How are covered entities defined under the law?
Under Florida’s Information Protection Act of 2014, a covered entity is defined as “a sole proprietorship, partnership, corporation, trust, estate, cooperative, association, or other commercial entity that acquires, maintains, stores, or uses personal information. For purposes of the notice requirements in subsections (3)-(6), the term includes a governmental entity.” Alternatively, the law defines a data breach as the “unauthorized access of data in electronic form containing personal information. Good faith access of personal information by an employee or agent of the covered entity does not constitute a breach of security, provided that the information is not used for a purpose unrelated to the business or subject to further unauthorized use.”
What are the data breach notification requirements under the law?
Under Florida’s Information Protection Act of 2014, covered entities that experience a data breach are required to provide notification to all affected parties.
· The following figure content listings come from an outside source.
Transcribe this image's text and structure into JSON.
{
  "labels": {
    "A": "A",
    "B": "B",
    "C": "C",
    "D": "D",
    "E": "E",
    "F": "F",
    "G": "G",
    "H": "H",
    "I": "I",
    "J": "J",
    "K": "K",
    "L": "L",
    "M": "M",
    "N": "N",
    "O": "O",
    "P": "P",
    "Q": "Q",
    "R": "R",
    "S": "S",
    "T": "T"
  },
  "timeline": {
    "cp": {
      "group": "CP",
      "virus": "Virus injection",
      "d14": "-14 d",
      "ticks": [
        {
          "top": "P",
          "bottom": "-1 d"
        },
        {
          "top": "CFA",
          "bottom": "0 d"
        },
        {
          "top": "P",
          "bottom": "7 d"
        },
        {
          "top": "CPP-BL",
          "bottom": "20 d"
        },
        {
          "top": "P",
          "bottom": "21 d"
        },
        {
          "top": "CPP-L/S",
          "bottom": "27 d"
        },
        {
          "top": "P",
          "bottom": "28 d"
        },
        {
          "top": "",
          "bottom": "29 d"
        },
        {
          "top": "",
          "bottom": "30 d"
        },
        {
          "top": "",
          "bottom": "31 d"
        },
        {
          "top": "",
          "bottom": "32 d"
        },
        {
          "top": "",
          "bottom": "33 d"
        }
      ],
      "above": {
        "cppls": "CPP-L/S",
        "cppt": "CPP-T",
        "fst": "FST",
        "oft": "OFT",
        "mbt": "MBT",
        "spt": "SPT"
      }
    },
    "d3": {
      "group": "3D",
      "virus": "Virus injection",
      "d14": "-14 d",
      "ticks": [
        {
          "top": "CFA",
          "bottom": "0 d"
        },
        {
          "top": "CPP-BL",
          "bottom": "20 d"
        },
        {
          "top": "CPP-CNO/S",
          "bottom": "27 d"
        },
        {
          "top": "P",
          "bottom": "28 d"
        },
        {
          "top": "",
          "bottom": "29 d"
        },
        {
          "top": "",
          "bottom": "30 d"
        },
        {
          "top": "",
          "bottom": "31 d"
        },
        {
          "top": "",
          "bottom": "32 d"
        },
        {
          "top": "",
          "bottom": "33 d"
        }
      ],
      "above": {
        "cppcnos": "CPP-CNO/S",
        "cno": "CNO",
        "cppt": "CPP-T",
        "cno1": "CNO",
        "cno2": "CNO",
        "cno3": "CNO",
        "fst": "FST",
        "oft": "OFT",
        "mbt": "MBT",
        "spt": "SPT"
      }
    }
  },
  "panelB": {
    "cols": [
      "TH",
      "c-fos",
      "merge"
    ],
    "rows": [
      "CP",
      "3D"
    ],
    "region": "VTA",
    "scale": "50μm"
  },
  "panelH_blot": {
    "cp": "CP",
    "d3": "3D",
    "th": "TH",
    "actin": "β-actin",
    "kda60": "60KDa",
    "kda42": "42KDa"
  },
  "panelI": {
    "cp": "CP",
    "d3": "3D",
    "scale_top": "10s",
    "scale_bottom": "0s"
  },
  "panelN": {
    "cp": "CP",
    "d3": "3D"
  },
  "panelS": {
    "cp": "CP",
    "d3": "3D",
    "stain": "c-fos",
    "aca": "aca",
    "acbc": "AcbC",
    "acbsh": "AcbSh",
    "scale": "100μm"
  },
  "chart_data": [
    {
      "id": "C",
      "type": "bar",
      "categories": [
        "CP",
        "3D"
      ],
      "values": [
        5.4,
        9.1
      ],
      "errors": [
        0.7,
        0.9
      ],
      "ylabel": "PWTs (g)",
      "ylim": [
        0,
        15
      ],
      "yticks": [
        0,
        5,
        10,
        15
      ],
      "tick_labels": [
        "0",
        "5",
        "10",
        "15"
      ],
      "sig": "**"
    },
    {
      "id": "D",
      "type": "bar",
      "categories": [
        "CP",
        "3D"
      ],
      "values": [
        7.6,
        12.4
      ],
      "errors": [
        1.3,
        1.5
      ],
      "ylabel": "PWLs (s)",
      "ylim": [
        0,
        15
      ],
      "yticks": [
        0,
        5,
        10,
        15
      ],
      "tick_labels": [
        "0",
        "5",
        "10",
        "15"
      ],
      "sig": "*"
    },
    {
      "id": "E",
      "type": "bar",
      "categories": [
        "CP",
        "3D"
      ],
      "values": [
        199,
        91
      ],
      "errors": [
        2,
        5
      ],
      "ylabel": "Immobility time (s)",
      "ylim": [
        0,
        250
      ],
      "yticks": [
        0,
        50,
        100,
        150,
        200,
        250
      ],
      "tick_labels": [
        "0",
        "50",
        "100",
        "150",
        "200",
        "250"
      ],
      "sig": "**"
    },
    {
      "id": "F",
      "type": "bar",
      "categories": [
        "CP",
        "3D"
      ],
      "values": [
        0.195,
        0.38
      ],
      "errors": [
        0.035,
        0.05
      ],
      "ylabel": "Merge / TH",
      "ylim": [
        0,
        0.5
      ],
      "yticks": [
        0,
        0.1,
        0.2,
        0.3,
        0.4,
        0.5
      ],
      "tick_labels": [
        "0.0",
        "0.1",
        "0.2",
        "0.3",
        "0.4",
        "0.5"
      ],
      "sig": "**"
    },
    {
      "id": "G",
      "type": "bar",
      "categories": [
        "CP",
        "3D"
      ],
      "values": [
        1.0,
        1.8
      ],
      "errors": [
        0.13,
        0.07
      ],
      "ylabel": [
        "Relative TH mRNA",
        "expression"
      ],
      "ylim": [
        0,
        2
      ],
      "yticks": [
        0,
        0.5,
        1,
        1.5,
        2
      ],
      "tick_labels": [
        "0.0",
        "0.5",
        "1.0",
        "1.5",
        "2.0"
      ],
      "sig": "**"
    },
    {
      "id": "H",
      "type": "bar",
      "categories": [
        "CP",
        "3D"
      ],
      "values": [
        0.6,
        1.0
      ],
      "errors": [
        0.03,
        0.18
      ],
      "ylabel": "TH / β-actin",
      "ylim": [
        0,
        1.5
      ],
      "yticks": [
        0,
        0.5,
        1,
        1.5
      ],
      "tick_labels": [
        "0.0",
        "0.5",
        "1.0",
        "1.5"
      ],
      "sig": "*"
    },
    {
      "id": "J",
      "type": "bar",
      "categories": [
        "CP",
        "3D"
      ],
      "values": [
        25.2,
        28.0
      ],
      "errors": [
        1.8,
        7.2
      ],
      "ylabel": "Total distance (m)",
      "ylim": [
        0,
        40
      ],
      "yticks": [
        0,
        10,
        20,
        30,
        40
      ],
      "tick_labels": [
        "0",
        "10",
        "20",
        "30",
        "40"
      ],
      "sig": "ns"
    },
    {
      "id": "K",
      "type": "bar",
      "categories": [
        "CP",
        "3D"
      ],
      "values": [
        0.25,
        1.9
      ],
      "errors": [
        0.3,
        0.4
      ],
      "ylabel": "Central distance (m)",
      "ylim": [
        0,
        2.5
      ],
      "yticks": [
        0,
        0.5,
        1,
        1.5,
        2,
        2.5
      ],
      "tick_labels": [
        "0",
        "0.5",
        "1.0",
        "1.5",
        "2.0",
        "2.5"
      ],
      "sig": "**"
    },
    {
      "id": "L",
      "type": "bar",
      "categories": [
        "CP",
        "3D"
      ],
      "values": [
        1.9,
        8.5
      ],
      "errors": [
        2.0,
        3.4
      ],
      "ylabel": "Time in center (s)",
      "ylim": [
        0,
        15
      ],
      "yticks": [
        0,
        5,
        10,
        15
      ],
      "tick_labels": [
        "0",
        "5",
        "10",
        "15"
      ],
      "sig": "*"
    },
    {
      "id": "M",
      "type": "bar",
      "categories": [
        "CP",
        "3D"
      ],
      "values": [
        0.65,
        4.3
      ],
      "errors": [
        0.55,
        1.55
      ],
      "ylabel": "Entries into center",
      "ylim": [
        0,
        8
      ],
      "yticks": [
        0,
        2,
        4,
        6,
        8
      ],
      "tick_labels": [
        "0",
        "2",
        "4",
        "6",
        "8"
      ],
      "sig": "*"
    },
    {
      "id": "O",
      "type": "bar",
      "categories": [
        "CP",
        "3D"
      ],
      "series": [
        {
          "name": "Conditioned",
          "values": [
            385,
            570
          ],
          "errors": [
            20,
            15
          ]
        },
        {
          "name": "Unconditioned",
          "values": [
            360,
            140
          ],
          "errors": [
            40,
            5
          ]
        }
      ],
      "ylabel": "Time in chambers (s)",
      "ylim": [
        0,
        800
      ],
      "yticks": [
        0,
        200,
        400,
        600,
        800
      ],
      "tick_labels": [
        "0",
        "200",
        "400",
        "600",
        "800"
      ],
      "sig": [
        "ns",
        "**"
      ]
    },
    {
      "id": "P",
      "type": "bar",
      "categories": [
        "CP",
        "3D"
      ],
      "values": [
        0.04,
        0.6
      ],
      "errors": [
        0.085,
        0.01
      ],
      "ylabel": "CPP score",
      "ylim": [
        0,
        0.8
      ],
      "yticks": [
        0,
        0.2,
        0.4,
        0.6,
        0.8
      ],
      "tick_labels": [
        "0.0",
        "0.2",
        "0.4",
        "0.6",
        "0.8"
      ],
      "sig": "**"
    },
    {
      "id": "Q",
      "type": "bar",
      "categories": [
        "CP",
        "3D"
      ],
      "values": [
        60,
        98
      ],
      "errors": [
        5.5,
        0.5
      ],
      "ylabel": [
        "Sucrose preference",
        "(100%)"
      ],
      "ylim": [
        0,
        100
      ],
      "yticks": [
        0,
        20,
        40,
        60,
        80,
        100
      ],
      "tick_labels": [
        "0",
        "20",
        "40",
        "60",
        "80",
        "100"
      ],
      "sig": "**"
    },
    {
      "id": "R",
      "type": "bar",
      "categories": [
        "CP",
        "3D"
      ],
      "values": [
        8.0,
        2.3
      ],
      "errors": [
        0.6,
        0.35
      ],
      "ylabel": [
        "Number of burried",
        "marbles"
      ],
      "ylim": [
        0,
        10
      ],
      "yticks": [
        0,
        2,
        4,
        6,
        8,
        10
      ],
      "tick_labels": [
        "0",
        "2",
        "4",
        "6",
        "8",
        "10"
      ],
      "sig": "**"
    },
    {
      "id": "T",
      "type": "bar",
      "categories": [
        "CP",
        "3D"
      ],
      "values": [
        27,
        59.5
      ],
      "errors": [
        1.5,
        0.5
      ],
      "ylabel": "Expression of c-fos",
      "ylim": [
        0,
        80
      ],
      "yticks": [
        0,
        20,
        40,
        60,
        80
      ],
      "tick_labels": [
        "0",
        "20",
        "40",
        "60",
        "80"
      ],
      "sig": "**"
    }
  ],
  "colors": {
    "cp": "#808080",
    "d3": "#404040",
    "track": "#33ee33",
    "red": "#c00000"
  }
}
Additionally, covered entities that experience a data breach must also provide notification to the Florida Department of Legal Affairs. These notifications must provide affected individuals and parties with the following information:
- A synopsis of the events that caused the data breach.
- A description of the categories of personal information that were accessed, or could be reasonably believed to have been accessed as a result of the breach.
- The actual date, estimated date, or range of data on which the breach occurred.
- The number of individuals within the state that were or could have been affected by the breach.
- Any services related to the breach that are being offered to the affected individuals or parties, free of charge, as well as instructions on how to utilize such services.
- The contact information of an employee or agent working on behalf of the affected entity that can be used to obtain further information concerning the breach, including this employee or agent’s name, physical address, email address, and telephone number.
What categories of personal information are covered under the law?
Under Florida’s Information Protection Act of 2014, the following categories of personal information are legally protected in the event that a data breach occurs, in combination with an individual’s first name or first initial and last name:
- Social security numbers.
- Drivers license and state identification card numbers.
- Financial account numbers and credit and debit card numbers, as well as any required security codes, access codes, or passwords that could be used to grant access to an individual’s financial account.
- Information regarding an individual’s medical history, physical or mental condition, or medical condition or diagnosis.
- An individual’s health insurance policy number or subscriber identification number, as well as any unique identifier used by a health insurer to identify an individual.
- Online user names and email addresses, as well as any passwords or security questions that could be used to grant access to an individual’s online account.
In terms of the enforcement of the law, covered entities that fail to comply with Florida’s Information Protection Act of 2014 are subject to the following penalties:
- A monetary fine of up to $1,000 for the first 30 days after the initial violation.
- A monetary fine of up to $50,000 for each subsequent 30-day period or portion thereof for up to 180 days.
- A monetary fine of up to $500,000 in instances where a violation occurs for more than 180 days.
How can covered entities achieve compliance with the law?
As government entities must ensure that they maintain the confidentiality and integrity of all personal information they use during the course of their respective job functions, a primary means by which said entities can achieve compliance with legislation such as the FIPA is through the use of automatic redaction software. Using such software offerings, employees and agents of government entities can redact personal information from PDFs, emails, videos, audio images, and audio content, ensuring that the personal privacy of everyone involved is protected at all times. Furthermore, as these programs function automatically, users can also cut down on the human errors that can often lead to non-compliance.
In contrast to many other U.S. states, the provisions of Florida’s Information Protection Act of 2014 and Fla. Stat. § 501.171 provides residents of the state with two layers of protection as it relates to the adverse consequences of being involved in a data or security breach. Through the enactment of such legislation, these residents can have the peace of mind that their personal information is being protected at every level of society. To this point, many other U.S. states will surely pass data breach legislation that pertains to certain businesses and industries, as the looming threat of cybercrime continues to grow by the day.